15. Texture: Texture, as defined by the diameter of an individual hair strand, is generally described as fine, medium, or coarse. Your stylist will factor in your hair’s texture when determining your best color formulation.

16. Tone: Tone, in haircoloring, is the term used to describe a specific color—”golden” blonde, “coppery” red, “ash” brown. Colors are divided into warm tones and cool tones.
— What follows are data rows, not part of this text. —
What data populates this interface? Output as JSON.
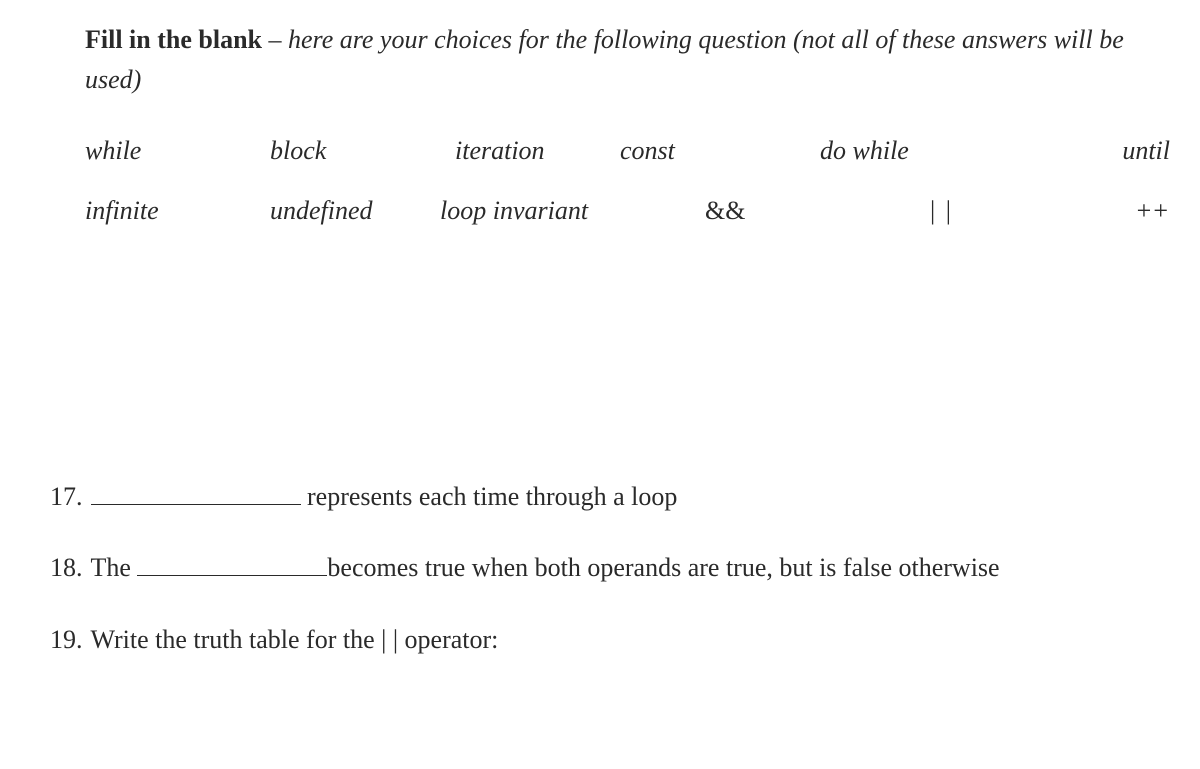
{
  "instructions": {
    "lead_bold": "Fill in the blank",
    "dash": " – ",
    "rest_italic": "here are your choices for the following question  (not all of these answers will be used)"
  },
  "choices": {
    "row1": [
      "while",
      "block",
      "iteration",
      "const",
      "do  while",
      "until"
    ],
    "row2": [
      "infinite",
      "undefined",
      "loop invariant",
      "&&",
      "| |",
      "++"
    ]
  },
  "questions": {
    "q17": {
      "num": "17.",
      "after_blank": " represents each time through a loop"
    },
    "q18": {
      "num": "18.",
      "before_blank": " The ",
      "after_blank": "becomes true when both operands are true, but is false otherwise"
    },
    "q19": {
      "num": "19.",
      "text": " Write the truth table for the | | operator:"
    }
  }
}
17. Warm: Warm is a tonal value that can apply to blonde, brunette, and red shades. A color is said to have “warm tones” if it tends toward yellow, orange or red. Warm colors include golden blondes, auburn brunettes, and coppery

Types of professional haircolor services

Interested in the different types of professional haircolor? There are three main categories: demi-permanent haircolor, permanent haircolor, and semi-permanent haircolor. Consult with your colorist to discuss how to best adapt trends such as highlights, partial highlights, babylights and balayage to your individual style to achieve the deepest brunette, most vibrant red or coolest blonde.

PERMANENT HAIRCOLOR

In permanent haircolor, artificial dyes interact with the hair's natural pigment to create a final haircolor. Therefore, the colorist must consider natural hair color and previously applied artificial haircolor to achieve the final color result. Permanent haircolor dyes are extremely small colorless molecules that penetrate through the cuticle and into the cortex with the aid of an alkaline substance such as ammonia. When these molecules combine with hydrogen peroxide, a chemical reaction occurs –they oxidize and react with other molecules called "couplers" to form complex dye molecules. The newly-formed dye molecules are embedded in the protein structure of the hair fiber, which makes them 'permanent' or more resistant to rinsing out. However, permanent doesn't have to mean monochromatic color.  Your stylist can bring you multi-dimensional results that last. 

DEMI-PERMANENT HAIRCOLOR

Demi-permanent products may be formulated with oxidative dyes only, or with a combination of oxidative and direct dyes. Demi-permanent colors must be mixed with a low volume hydrogen peroxide to develop. The formulations in these products contain low concentrations of alkali for minimal lift or can be formulated without ammonia for no lift.

SEMI-PERMANENT HAIRCOLOR

There are also semi-permanent color products which are formulated with direct dyes, meaning the color is present and visible without the need to chemically develop it with peroxide. What you see in the bottle or tube is what you can expect to see in the resulting haircolor. Semi-permanent colors can cover gray without lift, but shampoo away in five-ten shampoos. The colors typically use alcohol to bind to the hair, making them potentially drying and difficult to remove or change shades.